For the 2019 Philly Bike Expo, SRAM worked with the organizers to create the Diversity and Inclusion Scholarship: a grant to provide builders from underrepresented categories with booth space and parts so they can display their creations to the public. The SRAM booth was the center of attention at the show, with attendees marveling at the craftsmanship from the four builders.
Jackie Mautner builds her frames as Untitled Cycles while also managing production at Breadwinner Cycles in Portland, OR. She created a classic fillet brazed steel all-road bike with 650b wheels and fat tires. The frame is elegant with little flourishes, like a seatstay that takes a bend at the seattube and runs all the way to the downtube, and subtle scalloping on the headtube. Keith Haring-inspired figures in the paint make the bike stand out in a crowd. The RED eTap AXS 2x drivetrain and dynamo hub laced to Zipp 303s are perfect for exploring the Pacific Northwest.
Danielle Schön of Schön Studio recently moved her workshop from Toronto to Squamish, BC. She built a hardtail MTB designed to shred the aggressive trails in her new hometown. Her name in highly polished steel acts as a hi-vis downtube gusset to draw you in. An XX1 Eagle AXS drivetrain with RockShox Reverb AXS, Pike Ultimate and Zipp 3Zero Moto wheels complete the fleet but burly build.
Megan Dean has been a professional framebuilder for more than ten years, operating as Moth Attack. Renowned for her road and track bikes, she used the opportunity provided by the Inclusivity Scholarship to push herself to the limit and create her first full suspension mountain bike. She hand built each part of the linkage, using headset cups as pivot bearings. Dressed up with XX1 Eagle AXS, Reverb AXS, Pike Ultimate and Super Deluxe suspension, and 3Zero Moto wheels, she’ll be exploring the trails around her home base of Eagle, CO.
Julie Ann Pedalino made a big splash when she first exhibited at NAHBS in 2015. Her artist’s eye coupled with her incredible CNC skills have made her builds stand out ever since. For PBE the Kansas-based builder used her personal CX bike to debut her new machined rear dropout. Polished stainless steel lugs mated to matte stainless tubes, with purple anodized adornments that linked into the lugs and exploded out across the tubes made for a true standout that won her the People’s Choice Award at the show.
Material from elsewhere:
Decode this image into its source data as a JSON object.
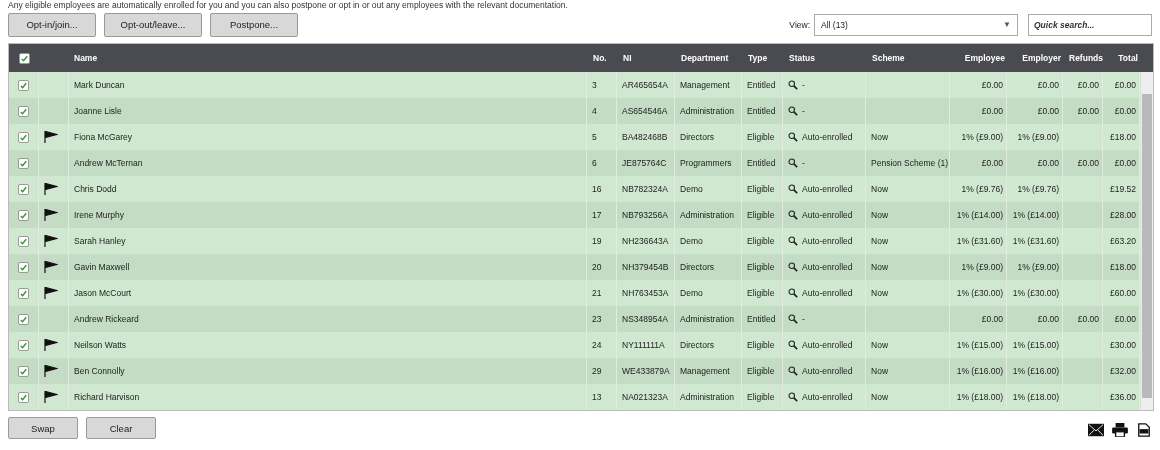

The builders also participated in a panel about inclusivity and diversity in the framebuilding world co-moderated by Eileen Mulry of SRAM and Taylor Kuyk-White of Philly Bike Expo. Beyond introducing the builders to the PBE audience, the panel discussed how to grow access to the framebuilding community, and what the bicycle industry can do to invite more people in. We are, as Danielle Schön said, “just at the very start of creating a better path” in the bike world, but the future is bright. “Every time we take a step forward a new horizon appears, and we can take another step” added Jackie Mautner.